- Born: Mary Quintard Govan May 8, 1922 Chattanooga, Tennessee, U.S.
- Died: July 6, 1992 (aged 70) Chapel Hill, North Carolina, U.S.
- Other names: J. N. Darby, Wilson Gage
- Occupation: Writer
- Spouse: William O. Steele

= Mary Q. Steele =

American writer and naturalist (1922–1992)

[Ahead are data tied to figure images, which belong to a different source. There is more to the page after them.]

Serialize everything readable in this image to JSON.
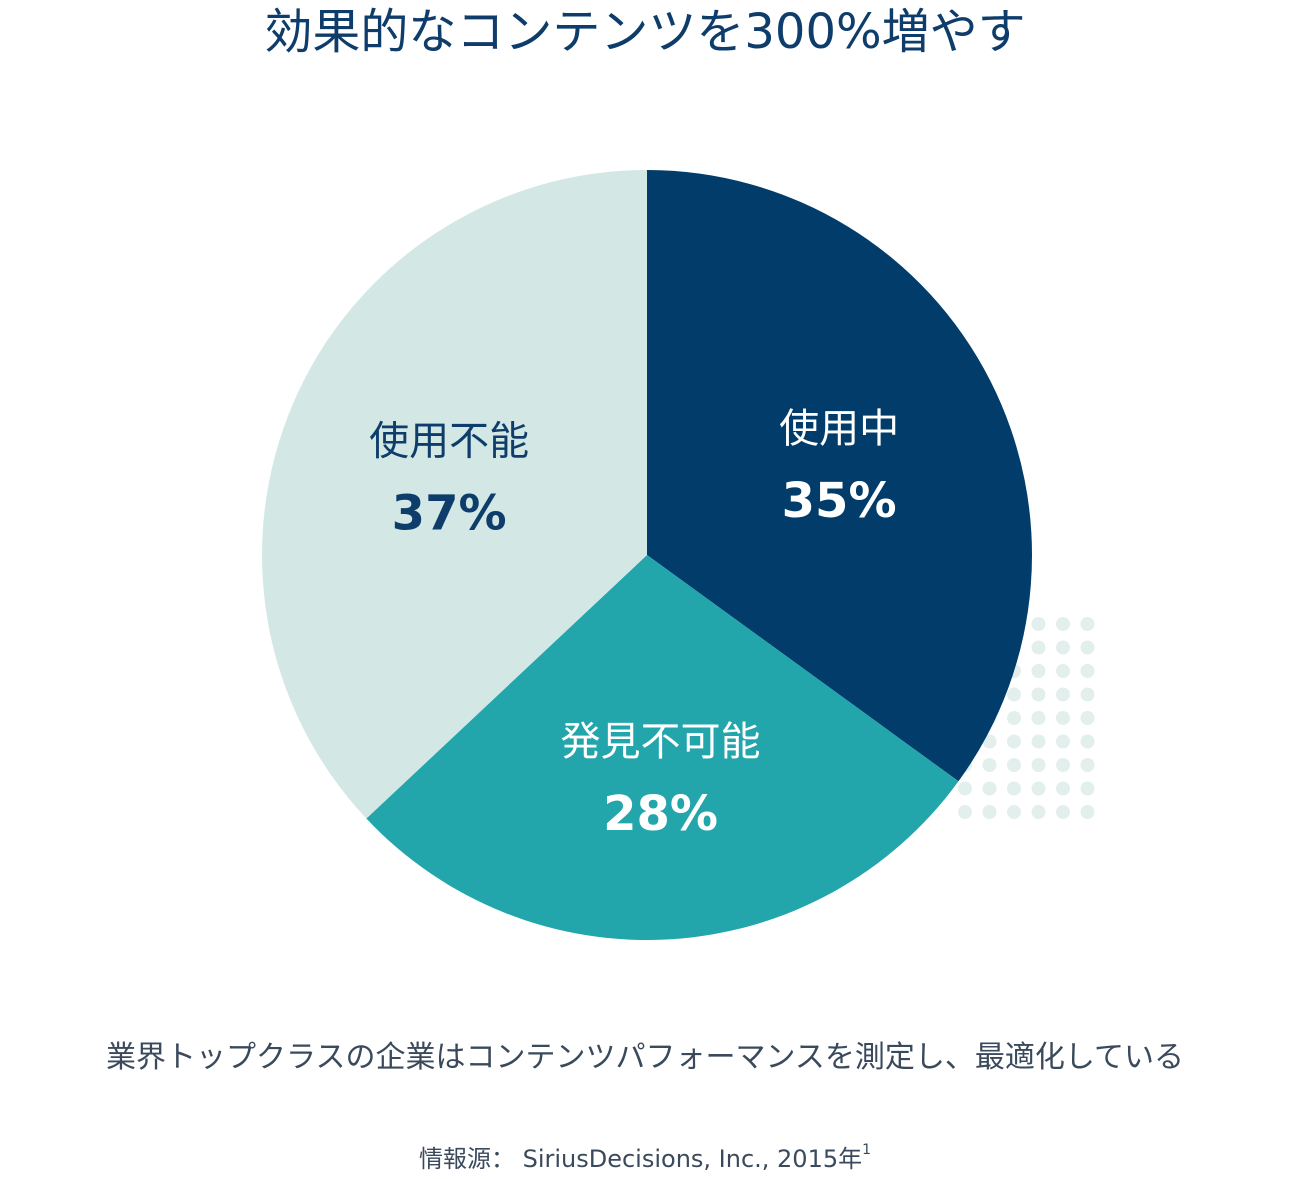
{
  "title": "効果的なコンテンツを300%増やす",
  "caption": "業界トップクラスの企業はコンテンツパフォーマンスを測定し、最適化している",
  "source": {
    "text": "情報源： SiriusDecisions, Inc., 2015年",
    "footnote": "1"
  },
  "colors": {
    "dark_navy": "#013c6a",
    "teal": "#22a6ac",
    "light_mint": "#d3e8e5",
    "dots": "#e3efed"
  },
  "chart_data": {
    "type": "pie",
    "start_angle_deg": 0,
    "direction": "clockwise",
    "slices": [
      {
        "label": "使用中",
        "value": 35,
        "display": "35%",
        "color": "#013c6a",
        "text_color": "#ffffff"
      },
      {
        "label": "発見不可能",
        "value": 28,
        "display": "28%",
        "color": "#22a6ac",
        "text_color": "#ffffff"
      },
      {
        "label": "使用不能",
        "value": 37,
        "display": "37%",
        "color": "#d3e8e5",
        "text_color": "#0f3d6b"
      }
    ]
  }
}
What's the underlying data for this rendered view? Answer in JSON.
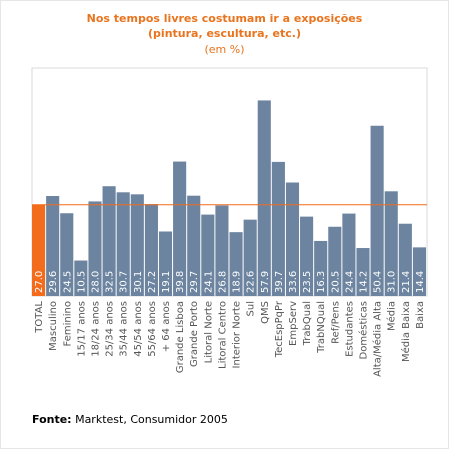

Mary Quintard Govan Steele (May 8, 1922 - July 6, 1992) was an American author and naturalist. She wrote more than twenty books, mainly for children. One of them, Journey Outside, was a Newbery Honor Book. Steele sometimes wrote under the names Wilson Gage and J. N. Darby.

==Biography==

===Early life===
Mary Quintard Govan Steele was born on May 8, 1922, in Chattanooga, Tennessee, to Gilbert and Christine N. Govan. She graduated from the University of Chattanooga.

===Career===
Steele wrote in The Living Year, "I did not become a writer, but was born one, waking up in the morning to sort the day into scenes and characters and descriptions." One of her few books for adults, The Living Year: An Almanac for My Survivors (Viking, 1972) features Tennessee natural history.

Her first book, The Secret of the Indian Mound, was published in 1958 under the pseudonym Wilson Gage. The Secret of the Fiery Gorge (1960) was her "first work of some interest in the field of the fantastic", according to John Clute. Journey Outside (1969) is science fiction for young adults. Its protagonists "live Underground in Pocket Universe environment" (capitals indicate encyclopedia cross-references).

The Mrs. Gaddy books by Wilson Gage are "fantasies for younger readers". WorldCat libraries report Mathilde and Matilde titles by Mary Q. Steele, in French and Spanish translation.

===Personal life===
She was married to author William O. Steele.

===Death===
She died on July 6, 1992, in Chapel Hill, North Carolina.

==Selected works==
- The Secret of the Indian Mound, written as by Wilson Gage, illustrated by Mary Stevens (Cleveland, New York: World Publishing, 1958)
- The Secret of Crossbone Hill, as Gage (1959)
- The Secret of the Fiery Gorge, as Gage (1960)
- Miss Osborne-the-Mop, as Gage (1963)
- Journey Outside, illus. Rocco Negri (1969) – Newbery Medal finalist
- The Living Year: An Almanac for My Survivors (1972), natural history
- The First of the Penguins (1973), science fantasy
- Squash Pie, as Gage (1976)
- Mrs. Gaddy and the Ghost, as Gage (1979)
- Cully Cully and the Bear, as Gage, illus. James Stevenson (1983)
- Anna's Summer Songs, illus. Lena Anderson (1988), poetry
- Anna's Garden Songs, illus. Anderson (1989), poetry

==Papers==
- Mary Q. Steele collection, 1922–1992. 0.5 linear feet University of Tennessee at Chattanooga.
- Gage Wilson Papers 1976. Collection contains correspondence for Squash Pie. University of Minnesota, Minneapolis. 1 folder.
- Steele, Mary Q. Papers, 1969–1979. University of Minnesota – Twin Cities. c 1.9 linear ft.
- Steele, Mary Q. Mary Quintard Steele collection, undated. Chattanooga-Hamilton County Bicentennial Library 0.3 linear ft. Manuscript and galley proofs of "Living Year" and "First of the Penguins".